Gastronomie du Zimbabwe

La cuisine du Zimbabwe repose sur une agriculture vivrière centrée sur le maïs, complétée par l'élevage, la pêche et une cueillette encore très présente dans les zones rurales. Cette gastronomie, peu connue à l'international, reflète directement la géographie du pays : plateau central propice aux céréales, régions plus sèches tournées vers l'élevage et hautes terres de l'Est où poussent thé, café et fruits. Pour situer ces particularités dans leur contexte plus large, le Guide de voyage du Zimbabwe offre une vision d'ensemble du pays.

Au-delà du plat quotidien, plusieurs traditions culinaires coexistent selon les régions et les communautés : la cuisine du plateau central, largement partagée par la majorité shona, se distingue de celle des zones plus arides de l'ouest, où l'élevage et la cueillette d'insectes occupent une place plus importante, tandis que les hautes terres de l'Est, plus fraîches et plus humides, ont développé une production agricole singulière dans la région. Ces influences se recoupent sans jamais former une cuisine uniforme.

Cette page présente les spécialités qui structurent l'alimentation zimbabwéenne, les différences régionales documentées, la manière dont les repas sont organisés au quotidien, ainsi que les produits et boissons qui caractérisent le pays.

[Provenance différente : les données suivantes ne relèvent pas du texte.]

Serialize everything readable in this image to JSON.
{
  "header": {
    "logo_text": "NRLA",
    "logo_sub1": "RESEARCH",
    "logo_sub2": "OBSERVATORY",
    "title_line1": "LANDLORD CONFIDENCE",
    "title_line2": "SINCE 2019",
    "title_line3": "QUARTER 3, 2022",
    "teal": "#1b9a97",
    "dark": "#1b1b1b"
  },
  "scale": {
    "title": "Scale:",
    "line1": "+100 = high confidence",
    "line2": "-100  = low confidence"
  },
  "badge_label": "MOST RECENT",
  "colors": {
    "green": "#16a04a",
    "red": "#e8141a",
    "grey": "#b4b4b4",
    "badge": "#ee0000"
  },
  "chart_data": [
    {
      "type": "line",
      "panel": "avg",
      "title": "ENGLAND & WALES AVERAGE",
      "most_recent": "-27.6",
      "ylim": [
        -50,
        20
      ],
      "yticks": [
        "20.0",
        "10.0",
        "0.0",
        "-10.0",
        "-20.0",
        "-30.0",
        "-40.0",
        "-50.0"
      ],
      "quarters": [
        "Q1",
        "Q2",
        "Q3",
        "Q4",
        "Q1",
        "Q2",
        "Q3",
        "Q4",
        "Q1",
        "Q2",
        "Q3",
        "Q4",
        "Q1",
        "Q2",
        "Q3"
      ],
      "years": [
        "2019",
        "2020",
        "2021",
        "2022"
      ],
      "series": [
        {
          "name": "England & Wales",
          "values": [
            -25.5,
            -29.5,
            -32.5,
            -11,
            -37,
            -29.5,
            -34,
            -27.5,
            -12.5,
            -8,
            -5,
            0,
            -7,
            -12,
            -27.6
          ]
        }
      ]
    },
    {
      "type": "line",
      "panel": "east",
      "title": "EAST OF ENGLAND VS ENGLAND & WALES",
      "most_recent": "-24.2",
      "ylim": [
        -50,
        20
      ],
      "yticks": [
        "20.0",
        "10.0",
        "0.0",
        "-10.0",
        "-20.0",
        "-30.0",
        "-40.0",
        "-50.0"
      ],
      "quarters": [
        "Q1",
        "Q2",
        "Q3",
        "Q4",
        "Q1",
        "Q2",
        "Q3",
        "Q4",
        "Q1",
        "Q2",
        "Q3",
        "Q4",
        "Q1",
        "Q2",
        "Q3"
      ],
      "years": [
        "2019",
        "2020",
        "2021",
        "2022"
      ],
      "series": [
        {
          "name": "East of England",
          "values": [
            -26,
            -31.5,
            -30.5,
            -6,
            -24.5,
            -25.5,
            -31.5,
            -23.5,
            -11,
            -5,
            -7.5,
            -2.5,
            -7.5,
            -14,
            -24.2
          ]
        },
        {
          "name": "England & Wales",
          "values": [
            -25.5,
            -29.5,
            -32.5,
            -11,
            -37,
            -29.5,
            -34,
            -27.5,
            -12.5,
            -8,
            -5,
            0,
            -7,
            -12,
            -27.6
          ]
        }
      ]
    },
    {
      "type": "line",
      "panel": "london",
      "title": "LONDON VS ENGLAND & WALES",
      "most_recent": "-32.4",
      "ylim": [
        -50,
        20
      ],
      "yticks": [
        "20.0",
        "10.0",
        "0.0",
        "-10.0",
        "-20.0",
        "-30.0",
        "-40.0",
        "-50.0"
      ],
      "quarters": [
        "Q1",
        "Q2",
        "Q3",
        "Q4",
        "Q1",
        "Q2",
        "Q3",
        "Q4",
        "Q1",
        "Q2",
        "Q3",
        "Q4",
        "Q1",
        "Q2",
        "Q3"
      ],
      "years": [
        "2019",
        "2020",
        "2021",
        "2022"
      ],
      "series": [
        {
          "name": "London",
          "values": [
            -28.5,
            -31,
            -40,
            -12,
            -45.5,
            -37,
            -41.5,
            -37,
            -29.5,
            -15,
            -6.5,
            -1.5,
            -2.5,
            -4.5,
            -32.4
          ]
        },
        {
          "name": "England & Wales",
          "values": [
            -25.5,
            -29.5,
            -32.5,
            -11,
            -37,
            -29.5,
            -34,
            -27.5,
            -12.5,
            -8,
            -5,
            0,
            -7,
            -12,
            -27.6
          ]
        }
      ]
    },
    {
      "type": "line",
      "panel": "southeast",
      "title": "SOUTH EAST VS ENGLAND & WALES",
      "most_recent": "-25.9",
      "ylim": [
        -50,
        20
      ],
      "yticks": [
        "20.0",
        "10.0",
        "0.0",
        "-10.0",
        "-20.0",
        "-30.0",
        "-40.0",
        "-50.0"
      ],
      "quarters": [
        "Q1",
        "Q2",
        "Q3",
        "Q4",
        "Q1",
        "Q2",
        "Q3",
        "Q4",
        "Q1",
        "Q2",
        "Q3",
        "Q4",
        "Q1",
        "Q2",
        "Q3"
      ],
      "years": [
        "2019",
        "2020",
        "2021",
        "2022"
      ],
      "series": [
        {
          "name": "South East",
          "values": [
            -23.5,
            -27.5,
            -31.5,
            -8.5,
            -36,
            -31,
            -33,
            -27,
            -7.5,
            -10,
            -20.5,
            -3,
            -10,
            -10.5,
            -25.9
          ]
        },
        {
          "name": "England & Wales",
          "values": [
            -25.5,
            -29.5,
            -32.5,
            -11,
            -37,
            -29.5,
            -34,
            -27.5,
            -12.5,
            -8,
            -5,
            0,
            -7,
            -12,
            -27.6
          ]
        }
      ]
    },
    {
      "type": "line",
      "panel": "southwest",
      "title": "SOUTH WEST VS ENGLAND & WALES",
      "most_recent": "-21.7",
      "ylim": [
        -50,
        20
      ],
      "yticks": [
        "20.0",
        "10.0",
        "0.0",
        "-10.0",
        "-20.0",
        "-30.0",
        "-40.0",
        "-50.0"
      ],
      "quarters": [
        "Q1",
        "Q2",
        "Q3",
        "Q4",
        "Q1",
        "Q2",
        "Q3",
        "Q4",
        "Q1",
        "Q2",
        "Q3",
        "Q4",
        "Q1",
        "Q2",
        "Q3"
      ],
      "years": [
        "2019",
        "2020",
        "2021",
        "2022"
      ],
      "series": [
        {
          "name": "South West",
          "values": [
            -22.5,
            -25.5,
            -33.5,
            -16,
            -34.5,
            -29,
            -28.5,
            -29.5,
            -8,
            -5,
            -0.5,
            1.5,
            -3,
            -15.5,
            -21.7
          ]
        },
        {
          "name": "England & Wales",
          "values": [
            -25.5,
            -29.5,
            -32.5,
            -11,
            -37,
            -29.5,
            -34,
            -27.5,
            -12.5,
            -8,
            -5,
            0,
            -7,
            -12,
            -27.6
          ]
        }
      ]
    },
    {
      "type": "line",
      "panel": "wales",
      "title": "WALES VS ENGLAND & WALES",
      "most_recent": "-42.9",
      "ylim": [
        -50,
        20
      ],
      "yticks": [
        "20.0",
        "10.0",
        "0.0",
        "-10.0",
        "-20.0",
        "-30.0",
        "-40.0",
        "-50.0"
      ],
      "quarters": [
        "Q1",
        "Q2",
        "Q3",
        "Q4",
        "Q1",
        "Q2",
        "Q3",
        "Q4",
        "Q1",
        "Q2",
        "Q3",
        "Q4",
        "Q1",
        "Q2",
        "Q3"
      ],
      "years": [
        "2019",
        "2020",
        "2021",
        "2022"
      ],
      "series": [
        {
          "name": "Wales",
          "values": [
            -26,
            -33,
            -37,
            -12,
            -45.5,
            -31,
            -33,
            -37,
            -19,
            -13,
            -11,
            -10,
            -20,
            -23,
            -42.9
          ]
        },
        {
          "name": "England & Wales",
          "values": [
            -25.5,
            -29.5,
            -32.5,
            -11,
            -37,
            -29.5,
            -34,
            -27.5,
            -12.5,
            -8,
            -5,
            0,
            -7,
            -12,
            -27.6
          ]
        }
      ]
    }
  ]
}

⚡ Comprendre la gastronomie au Zimbabwe en 30 secondes

  • Une cuisine centrée sur le maïs, consommé sous forme de sadza, porridge épais qui accompagne la quasi-totalité des repas.
  • Des sauces et légumes relevés à l'arachide, comme le muriwo une dovi.
  • Une consommation ancienne d'insectes comestibles, les chenilles du mopane (madora, amacimbi).
  • Le kapenta, petit poisson séché du lac Kariba, constitue une source de protéines majeure.
  • Une cuisine proche de celle de la Zambie et de l'Afrique du Sud, mais marquée par ses propres usages, notamment autour du maïs et des insectes du mopane.

Que manger au Zimbabwe ?

Le maïs, base de l'alimentation quotidienne

Le maïs domine l'alimentation zimbabwéenne sous forme de farine cuite en porridge épais. Le matin, une version plus liquide appelée bota sert de petit-déjeuner, souvent adoucie avec du sucre ou du beurre de cacahuète. Le midi et le soir, c'est une version compacte qui accompagne un accompagnement salé, appelé « relish ».

Les légumes et sauces à base d'arachide

L'arachide, introduite dans la région par le commerce portugais à partir du XVIe siècle, est aujourd'hui un ingrédient central. Elle sert à épaissir les sauces de légumes verts et de viande, apportant une texture crémeuse et un goût légèrement torréfié à de nombreux plats du quotidien.

Les grillades et viandes séchées

La viande, en particulier le bœuf, occupe une place importante lors des repas de fête et des rassemblements familiaux. Elle est le plus souvent grillée ou mijotée, et se retrouve également sous forme séchée, une technique de conservation partagée avec plusieurs pays voisins.

Les insectes comestibles, une tradition alimentaire ancienne

Dans les régions plus sèches du pays, la cueillette de chenilles se nourrissant des arbres à mopane constitue une source de protéines connue depuis plusieurs millénaires. Séchées, elles se conservent longtemps et sont commercialisées sur les marchés locaux.

Le poisson séché des grands lacs

Le lac Kariba, à la frontière avec la Zambie, fournit un petit poisson séché qui complète l'apport en protéines des ménages, notamment dans les zones où la viande reste coûteuse. Il se prépare en général frit ou mijoté avec des tomates et des oignons.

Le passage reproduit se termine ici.